The president’s support, for example, of assisting in the ouster of Hosni Mubarak succeeded only in replacing a military regime dressed in civilian clothes with a military regime in uniform; and one, for that matter, so weakened by US interference to be apparently teetering on the brink of collapsing into a Muslim Brotherhood theocracy. But was Obama’s ill-considered realpolitik assault on Mubarak more short-sighted than Bush’s failing to anticipate that an America-installed Shi’ite-dominated "democracy" in Iraq would, in the end, choose coreligionist Shi’ite Iran over its Christian-American invader? Or that in 1979 the democratic forces in Iran would within months of a US-assisted overthrow of the shah transform from the shah’s secular autocracy into Khomeini’s Islamist theocracy? And is it an accident that in 2011 America’s role in Egypt is a direct replication of America’s role in 1979 Iran?

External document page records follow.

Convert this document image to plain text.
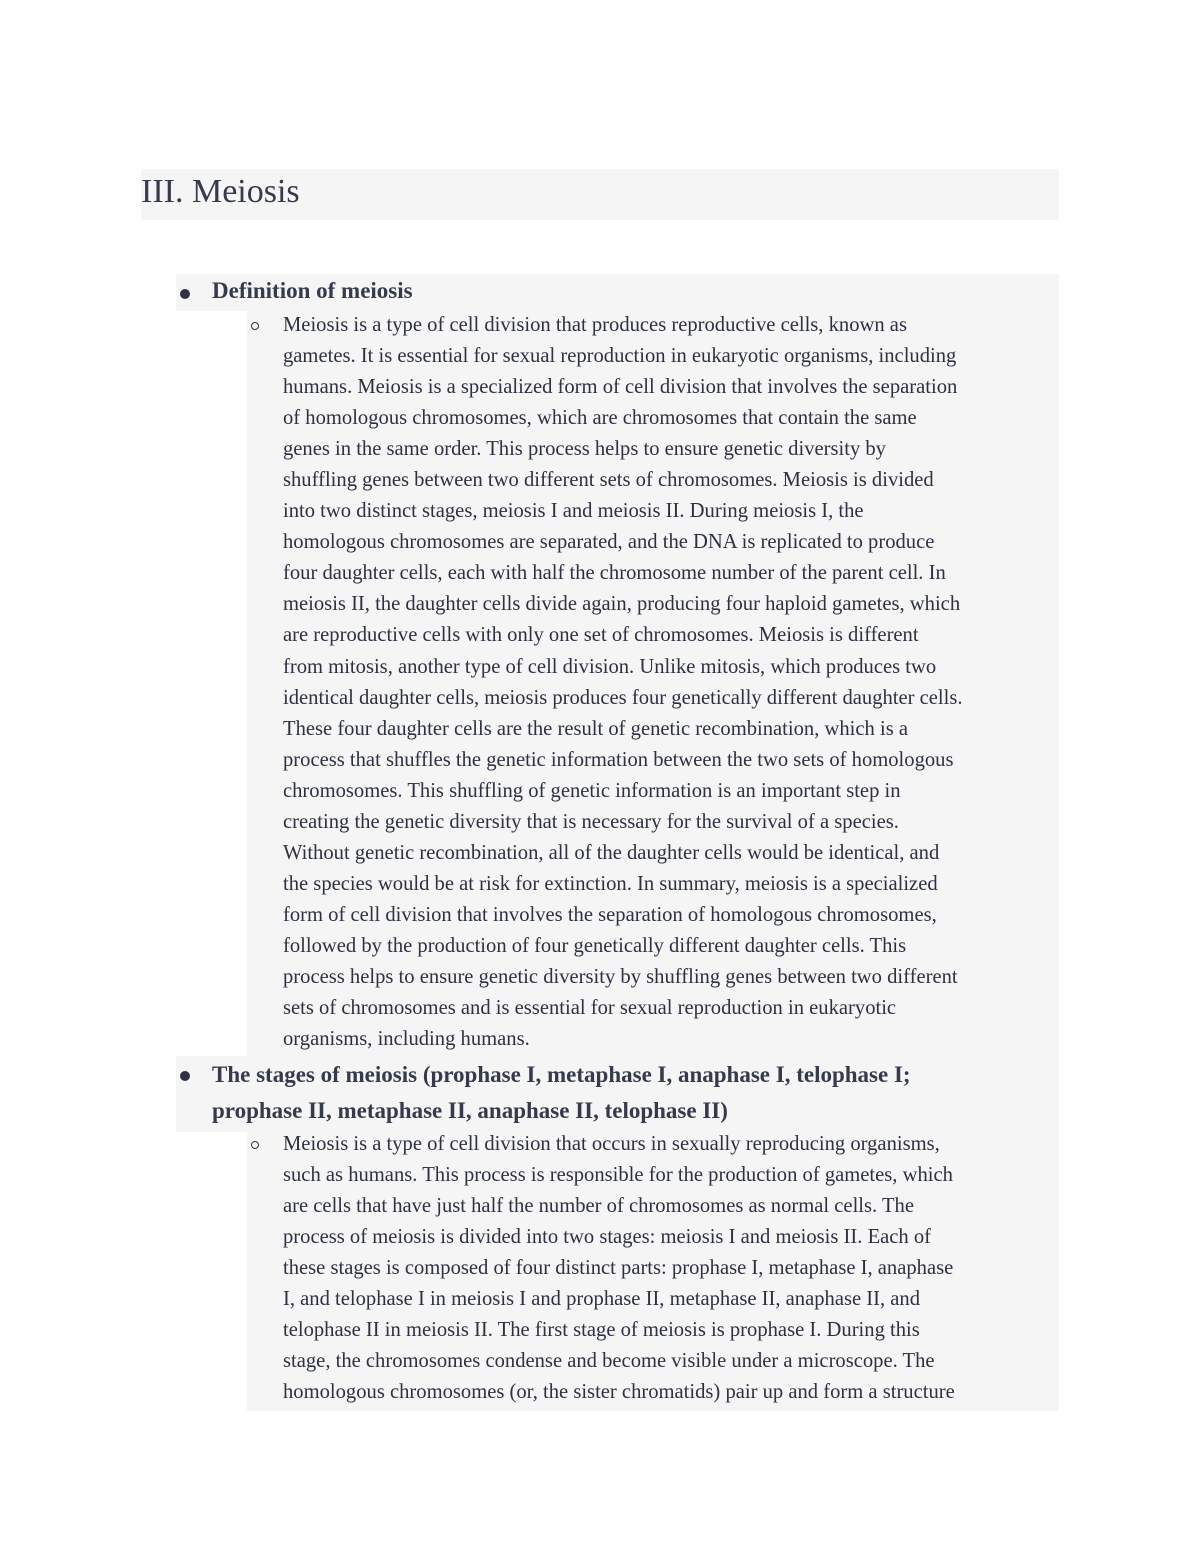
III. Meiosis

Definition of meiosis

Meiosis is a type of cell division that produces reproductive cells, known as
gametes. It is essential for sexual reproduction in eukaryotic organisms, including
humans. Meiosis is a specialized form of cell division that involves the separation
of homologous chromosomes, which are chromosomes that contain the same
genes in the same order. This process helps to ensure genetic diversity by
shuffling genes between two different sets of chromosomes. Meiosis is divided
into two distinct stages, meiosis I and meiosis II. During meiosis I, the
homologous chromosomes are separated, and the DNA is replicated to produce
four daughter cells, each with half the chromosome number of the parent cell. In
meiosis II, the daughter cells divide again, producing four haploid gametes, which
are reproductive cells with only one set of chromosomes. Meiosis is different
from mitosis, another type of cell division. Unlike mitosis, which produces two
identical daughter cells, meiosis produces four genetically different daughter cells.
These four daughter cells are the result of genetic recombination, which is a
process that shuffles the genetic information between the two sets of homologous
chromosomes. This shuffling of genetic information is an important step in
creating the genetic diversity that is necessary for the survival of a species.
Without genetic recombination, all of the daughter cells would be identical, and
the species would be at risk for extinction. In summary, meiosis is a specialized
form of cell division that involves the separation of homologous chromosomes,
followed by the production of four genetically different daughter cells. This
process helps to ensure genetic diversity by shuffling genes between two different
sets of chromosomes and is essential for sexual reproduction in eukaryotic
organisms, including humans.

The stages of meiosis (prophase I, metaphase I, anaphase I, telophase I;
prophase II, metaphase II, anaphase II, telophase II)

Meiosis is a type of cell division that occurs in sexually reproducing organisms,
such as humans. This process is responsible for the production of gametes, which
are cells that have just half the number of chromosomes as normal cells. The
process of meiosis is divided into two stages: meiosis I and meiosis II. Each of
these stages is composed of four distinct parts: prophase I, metaphase I, anaphase
I, and telophase I in meiosis I and prophase II, metaphase II, anaphase II, and
telophase II in meiosis II. The first stage of meiosis is prophase I. During this
stage, the chromosomes condense and become visible under a microscope. The
homologous chromosomes (or, the sister chromatids) pair up and form a structure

Theologians can spend millennia arguing about angels and heads of pins. But in the real world, American policy, and not just Obama, has laid the foundation for a regional power vacuum, for the collapse of what had at least been a relatively stable if imperfect by American standards Middle East. That stability had allowed the Arabs to produce their oil, provided for free passage of that oil through the Straits of Hormuz, and ensured free passage for international shipping through the Suez Canal. It also provided the US a military staging area to project strategic power north and south, east and west.
And if the results of our involvement in the overthrow of the Iranian shah is an example, America’s best intentions are likely to result in many times more death and hardship to those “democratic forces seeking freedom” on whose behalf we beneficently intervene.
America’s loss of position, not only in the Middle East but in the world, should be obvious to all but the most committed believers. But to attribute that loss only to Obama, Messrs. Dickey and Barry, miss the point and lessen the possibility of addressing and correcting the real problem. Whatever we, individually, may think of Obama as president; whatever our party affiliation or ideological identity, to blame this president, simply to call him names, may feel good, but serves only to promote the problem.
And that problem is the cumulative impact of decades of a failed foreign policy based on a theological belief, a foreign policy based on missionizing democracy to the natives.